15

Hjelm contempló su rostro en el retrovisor izquierdo mal colocado y vio que la mancha roja de la mejilla con la piel desescamada se había hecho un poco más grande. Pensó en el cáncer de piel.

El sol extendía una gruesa capa de engañoso verano sobre la bahía de Årsta, a la derecha, y la de Liljeholmen, a la izquierda, cuando el coche subía lenta y fatigosamente por la empinada cuesta del puente de Liljeholmen. La playa de Hornstull y las casitas de la colonia de Tanto se bebían el sol primaveral a lametazos, y Hjelm se preguntó fugazmente si la pista de minigolf estaría abierta.

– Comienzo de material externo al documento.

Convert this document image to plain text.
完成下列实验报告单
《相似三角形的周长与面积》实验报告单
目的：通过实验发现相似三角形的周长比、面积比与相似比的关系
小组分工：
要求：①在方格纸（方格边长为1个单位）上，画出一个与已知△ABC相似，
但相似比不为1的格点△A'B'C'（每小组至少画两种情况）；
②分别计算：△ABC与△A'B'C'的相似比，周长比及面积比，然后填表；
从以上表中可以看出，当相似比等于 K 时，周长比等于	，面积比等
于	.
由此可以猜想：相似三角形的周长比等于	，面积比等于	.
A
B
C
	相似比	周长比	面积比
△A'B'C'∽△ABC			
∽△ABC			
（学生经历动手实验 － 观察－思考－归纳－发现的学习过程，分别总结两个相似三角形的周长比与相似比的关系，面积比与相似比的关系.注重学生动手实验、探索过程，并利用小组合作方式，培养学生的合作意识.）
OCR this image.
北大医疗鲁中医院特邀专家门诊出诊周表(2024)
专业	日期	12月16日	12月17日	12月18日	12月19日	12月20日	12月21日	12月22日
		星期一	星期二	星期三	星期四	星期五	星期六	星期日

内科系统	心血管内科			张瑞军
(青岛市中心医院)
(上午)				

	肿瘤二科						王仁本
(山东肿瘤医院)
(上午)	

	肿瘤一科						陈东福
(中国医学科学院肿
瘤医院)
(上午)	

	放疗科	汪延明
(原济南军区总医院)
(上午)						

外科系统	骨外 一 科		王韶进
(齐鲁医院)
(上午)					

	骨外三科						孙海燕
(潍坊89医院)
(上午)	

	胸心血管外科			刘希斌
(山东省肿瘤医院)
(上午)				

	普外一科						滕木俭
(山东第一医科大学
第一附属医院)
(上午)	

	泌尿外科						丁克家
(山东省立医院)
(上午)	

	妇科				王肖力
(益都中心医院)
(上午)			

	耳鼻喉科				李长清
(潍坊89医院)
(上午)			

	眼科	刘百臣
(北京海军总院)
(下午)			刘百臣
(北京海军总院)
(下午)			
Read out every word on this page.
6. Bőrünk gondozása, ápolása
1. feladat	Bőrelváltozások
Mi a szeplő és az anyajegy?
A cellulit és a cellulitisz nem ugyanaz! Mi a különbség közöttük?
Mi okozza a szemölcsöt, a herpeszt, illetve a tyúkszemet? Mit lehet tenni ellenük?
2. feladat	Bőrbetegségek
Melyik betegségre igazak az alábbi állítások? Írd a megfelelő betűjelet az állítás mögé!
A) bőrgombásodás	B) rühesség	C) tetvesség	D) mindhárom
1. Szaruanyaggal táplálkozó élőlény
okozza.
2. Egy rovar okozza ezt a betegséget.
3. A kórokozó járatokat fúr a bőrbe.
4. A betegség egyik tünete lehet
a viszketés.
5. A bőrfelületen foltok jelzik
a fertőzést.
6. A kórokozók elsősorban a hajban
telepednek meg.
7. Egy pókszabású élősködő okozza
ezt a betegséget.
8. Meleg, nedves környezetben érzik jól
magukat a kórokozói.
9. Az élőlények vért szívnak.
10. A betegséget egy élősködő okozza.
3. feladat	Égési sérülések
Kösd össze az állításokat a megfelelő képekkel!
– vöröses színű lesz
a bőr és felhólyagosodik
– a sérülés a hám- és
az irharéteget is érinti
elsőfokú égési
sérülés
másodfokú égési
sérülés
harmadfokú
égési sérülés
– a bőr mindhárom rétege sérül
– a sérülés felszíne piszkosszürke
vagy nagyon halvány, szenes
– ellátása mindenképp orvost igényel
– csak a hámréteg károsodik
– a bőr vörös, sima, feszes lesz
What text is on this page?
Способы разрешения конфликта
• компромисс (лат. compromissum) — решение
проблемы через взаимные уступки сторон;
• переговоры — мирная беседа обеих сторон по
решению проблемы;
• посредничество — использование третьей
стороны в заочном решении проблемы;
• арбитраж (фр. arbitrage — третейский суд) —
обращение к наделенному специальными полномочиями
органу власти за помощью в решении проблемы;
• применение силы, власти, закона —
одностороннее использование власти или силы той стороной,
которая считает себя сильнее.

En la otra dirección, el pequeño muelle de los baños de Liljeholmen entraba en el agua justo donde la playa de Bergsund empezaba a ser la de Hornstull.

Una playa o la otra, total, qué más da, todas son iguales, pensó Hjelm absurdamente, pisando el acelerador a fondo para pasar la cima del puente y bajar hacia el barrio de Södermalm. Se encontró con un atasco algo caótico en Hornstull. Un Saab 9000 de un metalizado resplandeciente se había saltado un semáforo en rojo y se había quedado parado en medio del cruce, y el tráfico en sentido contrario le esquivaba haciendo sonar sus bocinas.

—Ya te dije que tenías que haber cogido la autopista de Essingeleden —fue el inoportuno comentario de Gunnar Nyberg mientras Hjelm no paraba de pitar.

Paul había pasado a recoger a Nyberg en su pequeño piso de soltero, junto a la iglesia de Nacka. La bendición de compartir coche, pensó cuando esquivó con un volantazo al desconcertado Saab; hace mucho que ya no hay campañas de ésas.

—Es más agradable este camino —comentó Hjelm, y maldijo con furia a un desequilibrado ciclista que pasaba.

—Sí, es un atasco más agradable —replicó Nyberg—. Tiene un carácter algo distinto.

La caravana de coches estaba prácticamente parada a lo largo de toda Långholmsgatan, y hasta que el puente de Västerbron no se levantó por encima de la pequeña bahía de Pålsund, que separaba Södermalm de la isla de Långholmen, el tráfico no se aligeró un poco. Pasaron por el lugar donde, un verano no hacía tanto, durante una exhibición aérea tristemente célebre, se había estrellado un avión de caza JAS Gripen, accidente del que luego nadie quiso asumir responsabilidades. De hecho, Hjelm estuvo allí con toda su familia; la idea le había gustado incluso a Danne. Se pusieron en cuarta fila, abajo, en la ribera de Söder Mälarstrand, casi enfrente del ayuntamiento, y vieron al avión dar una sacudida allí arriba, a la izquierda; el piloto salió disparado y el avión cayó despacio en picado; luego una nube de humo subió hacia el cielo y se oyó cómo el mortal silencio se convertía en un murmullo agresivo y conmocionado, aunque también aliviado. Otro ataque mortal contra el fundamento de la confianza de los suecos, había reflexionado después; sin embargo, durante todo el incidente permaneció completamente pasivo y desprovisto de cualquier pensamiento, hasta que, al cabo de un rato, Danne quiso librarse de los brazos de su padre, que con un antiguo pero vano instinto de protección al parecer le había cogido los hombros.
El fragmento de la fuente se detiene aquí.